Y allí estaba ella, Ehdia. La única presencia que, según Eohedon, era la fuente de su miseria. Pero por más que lo intentara, no podía odiarla. Ehdia, tan bella como infame, tan efímera como una estrella fugaz, siempre al borde de desvanecerse antes de que pudiera alcanzarla. Hecha de un material incomprensible, tan compleja como la poesía más sublime que los dioses pudieran inspirar. Aunque nunca mostró afecto, tampoco abandonó las responsabilidades que sus actos la obligaron a asumir.
Ehdia no necesitaba serlo todo, pero en su complejidad era más que cualquier otra figura en el teatro de Eohedon. Siempre que él regresaba, encontraba su mesa dispuesta: un plato humeante de comida, agua caliente lista para su baño, su hogar ordenado en su perfección superficial. Fría, distante, como la muerte misma, pero con una fortaleza inquebrantable. ¿No fue ella quien, en su juventud, encandiló al duque Lonsfriex? ¿No fue su nombre susurrado en los pasillos del excéntrico marqués Ehustick?
Ehdia, maestra del arte de manipular a los demás, había logrado mucho, pero nunca lo suficiente. Su deseo no conocía límites, ni siquiera los de la tierra misma. Mientras Eohedon, en su arrogancia, se creía por encima de todos, Ehdia seguía siendo el enigma: el reflejo de un poder que no necesitaba justificar, pues su mera existencia bastaba como prueba de su dominio.

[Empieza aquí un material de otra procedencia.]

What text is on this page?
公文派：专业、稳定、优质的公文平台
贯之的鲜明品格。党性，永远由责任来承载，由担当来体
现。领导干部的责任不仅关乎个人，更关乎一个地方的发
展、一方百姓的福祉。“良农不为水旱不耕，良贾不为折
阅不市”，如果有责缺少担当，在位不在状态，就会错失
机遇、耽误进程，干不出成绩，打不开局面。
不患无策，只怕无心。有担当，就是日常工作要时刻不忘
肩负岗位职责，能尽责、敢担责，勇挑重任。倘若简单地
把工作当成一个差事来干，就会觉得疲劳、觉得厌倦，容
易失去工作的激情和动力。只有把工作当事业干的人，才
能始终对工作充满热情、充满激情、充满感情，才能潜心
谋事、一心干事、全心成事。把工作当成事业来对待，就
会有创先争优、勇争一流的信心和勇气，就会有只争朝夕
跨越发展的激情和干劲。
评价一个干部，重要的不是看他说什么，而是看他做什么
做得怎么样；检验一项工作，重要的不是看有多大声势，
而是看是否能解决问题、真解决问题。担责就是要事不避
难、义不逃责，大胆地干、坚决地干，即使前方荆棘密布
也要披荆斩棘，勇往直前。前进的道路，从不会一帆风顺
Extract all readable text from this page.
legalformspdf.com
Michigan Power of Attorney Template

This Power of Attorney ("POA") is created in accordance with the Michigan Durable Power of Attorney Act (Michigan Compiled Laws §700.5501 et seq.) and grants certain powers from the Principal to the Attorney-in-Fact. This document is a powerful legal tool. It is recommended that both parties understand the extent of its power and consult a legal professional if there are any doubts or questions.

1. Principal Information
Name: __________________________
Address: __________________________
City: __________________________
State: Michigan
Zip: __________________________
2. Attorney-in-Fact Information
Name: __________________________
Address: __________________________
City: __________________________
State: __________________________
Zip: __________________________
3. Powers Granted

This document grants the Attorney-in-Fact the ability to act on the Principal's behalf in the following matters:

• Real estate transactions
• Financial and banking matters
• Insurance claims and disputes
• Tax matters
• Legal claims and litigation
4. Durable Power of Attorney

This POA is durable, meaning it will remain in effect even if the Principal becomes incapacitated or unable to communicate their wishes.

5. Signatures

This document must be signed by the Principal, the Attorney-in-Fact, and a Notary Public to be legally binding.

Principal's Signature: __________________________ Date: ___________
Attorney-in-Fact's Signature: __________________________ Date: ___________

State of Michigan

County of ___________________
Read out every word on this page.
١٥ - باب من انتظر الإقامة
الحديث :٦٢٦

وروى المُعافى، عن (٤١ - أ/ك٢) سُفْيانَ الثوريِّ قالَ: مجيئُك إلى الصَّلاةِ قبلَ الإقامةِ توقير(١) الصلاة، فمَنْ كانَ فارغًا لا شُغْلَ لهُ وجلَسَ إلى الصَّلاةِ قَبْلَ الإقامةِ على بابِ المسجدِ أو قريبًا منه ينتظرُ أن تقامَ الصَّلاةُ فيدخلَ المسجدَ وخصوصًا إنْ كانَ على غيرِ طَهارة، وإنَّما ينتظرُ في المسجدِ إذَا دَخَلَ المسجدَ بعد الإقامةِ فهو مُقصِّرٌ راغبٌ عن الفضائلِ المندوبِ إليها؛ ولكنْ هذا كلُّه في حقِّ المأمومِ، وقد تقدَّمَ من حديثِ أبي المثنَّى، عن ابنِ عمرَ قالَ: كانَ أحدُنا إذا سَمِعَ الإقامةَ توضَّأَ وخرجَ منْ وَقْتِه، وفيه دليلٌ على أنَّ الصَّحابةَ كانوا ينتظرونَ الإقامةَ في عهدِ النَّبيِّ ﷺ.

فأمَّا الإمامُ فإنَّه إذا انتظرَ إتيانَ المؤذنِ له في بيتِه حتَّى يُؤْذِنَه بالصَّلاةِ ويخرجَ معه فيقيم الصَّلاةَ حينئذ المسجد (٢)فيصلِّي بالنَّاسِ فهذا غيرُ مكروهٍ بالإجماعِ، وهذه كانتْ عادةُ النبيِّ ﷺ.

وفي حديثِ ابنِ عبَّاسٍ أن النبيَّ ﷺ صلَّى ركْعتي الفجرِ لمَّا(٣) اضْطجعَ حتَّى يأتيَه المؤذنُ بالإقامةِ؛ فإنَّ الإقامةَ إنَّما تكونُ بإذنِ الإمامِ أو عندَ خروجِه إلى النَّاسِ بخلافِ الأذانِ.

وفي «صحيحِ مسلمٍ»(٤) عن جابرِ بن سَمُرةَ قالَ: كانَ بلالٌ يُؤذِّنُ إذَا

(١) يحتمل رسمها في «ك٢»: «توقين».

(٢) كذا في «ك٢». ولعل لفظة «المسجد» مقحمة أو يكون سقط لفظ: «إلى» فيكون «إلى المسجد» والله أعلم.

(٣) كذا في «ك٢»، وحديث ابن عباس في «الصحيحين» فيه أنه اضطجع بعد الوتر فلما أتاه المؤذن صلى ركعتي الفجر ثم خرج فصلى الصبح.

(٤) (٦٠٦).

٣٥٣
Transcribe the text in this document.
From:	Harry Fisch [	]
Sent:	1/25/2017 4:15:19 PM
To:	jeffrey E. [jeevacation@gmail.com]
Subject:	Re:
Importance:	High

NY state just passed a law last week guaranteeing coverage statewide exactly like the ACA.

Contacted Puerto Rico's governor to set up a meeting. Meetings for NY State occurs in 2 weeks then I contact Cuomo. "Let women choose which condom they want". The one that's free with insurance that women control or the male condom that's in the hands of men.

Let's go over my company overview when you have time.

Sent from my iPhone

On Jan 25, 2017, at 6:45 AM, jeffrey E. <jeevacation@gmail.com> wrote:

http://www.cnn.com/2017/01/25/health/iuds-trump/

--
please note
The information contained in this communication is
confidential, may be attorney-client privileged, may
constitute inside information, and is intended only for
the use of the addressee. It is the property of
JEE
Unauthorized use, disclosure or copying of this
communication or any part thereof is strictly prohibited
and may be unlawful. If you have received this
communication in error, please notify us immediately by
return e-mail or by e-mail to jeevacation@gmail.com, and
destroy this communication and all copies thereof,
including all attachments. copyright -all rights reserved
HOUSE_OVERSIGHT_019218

Aunque Eohedon nunca careció de lo material—ropas lujosas, comida abundante, un hogar vasto y adornado—siempre faltaba algo. La calidez de una caricia, el consuelo de una palabra, el roce de un abrazo genuino. Nada que realmente alimentara su ser. Quizá ya era tarde para eso, tal vez nunca lo tuvo. A pesar de su poder, siempre había algo ausente, algo que se deslizaba entre sus dedos como agua en las grietas de una roca.
Eohedon extendió las manos sobre su mesa de estudio, donde yacían libros abiertos y pergaminos desenrollados. Concentró su poder, como tantas veces había hecho, y una luz dorada brotó de sus palmas. Quería crear algo bello, algo que lo hiciera sentir vivo.
Pero la luz se desvaneció antes de tomar forma. En su lugar, quedó un charco de agua oscura que se filtró entre las páginas de sus libros, corroyendo las palabras que tanto había estudiado.
—¿Qué sentido tiene? —murmuró, mirando sus manos vacías—. Ni siquiera puedo crear algo que dure más que un suspiro.
Desde la puerta, Ehdia lo observaba en silencio. No dijo nada, pero sus ojos, fríos como el mármol, parecían repetir una pregunta que él no quería escuchar: ¿De qué sirve la grandeza si no puedes llenar tu propio vacío?
Eohedon, con su poder inmenso, parecía más pequeño que nunca. Yacía en su estudio, rodeado de libros y magia, pero la humedad comenzaba a empapar las páginas de su última obra. Por un breve instante, creyó que la humedad provenía del aire helado o de la ventana abierta. Pero el cielo, indiferente, se asomaba con la misma frialdad que él profesaba hacia la vida misma. El universo, eterno y vasto, observaba su lucha interna, mientras él se consumía en el abismo de su propio desdén.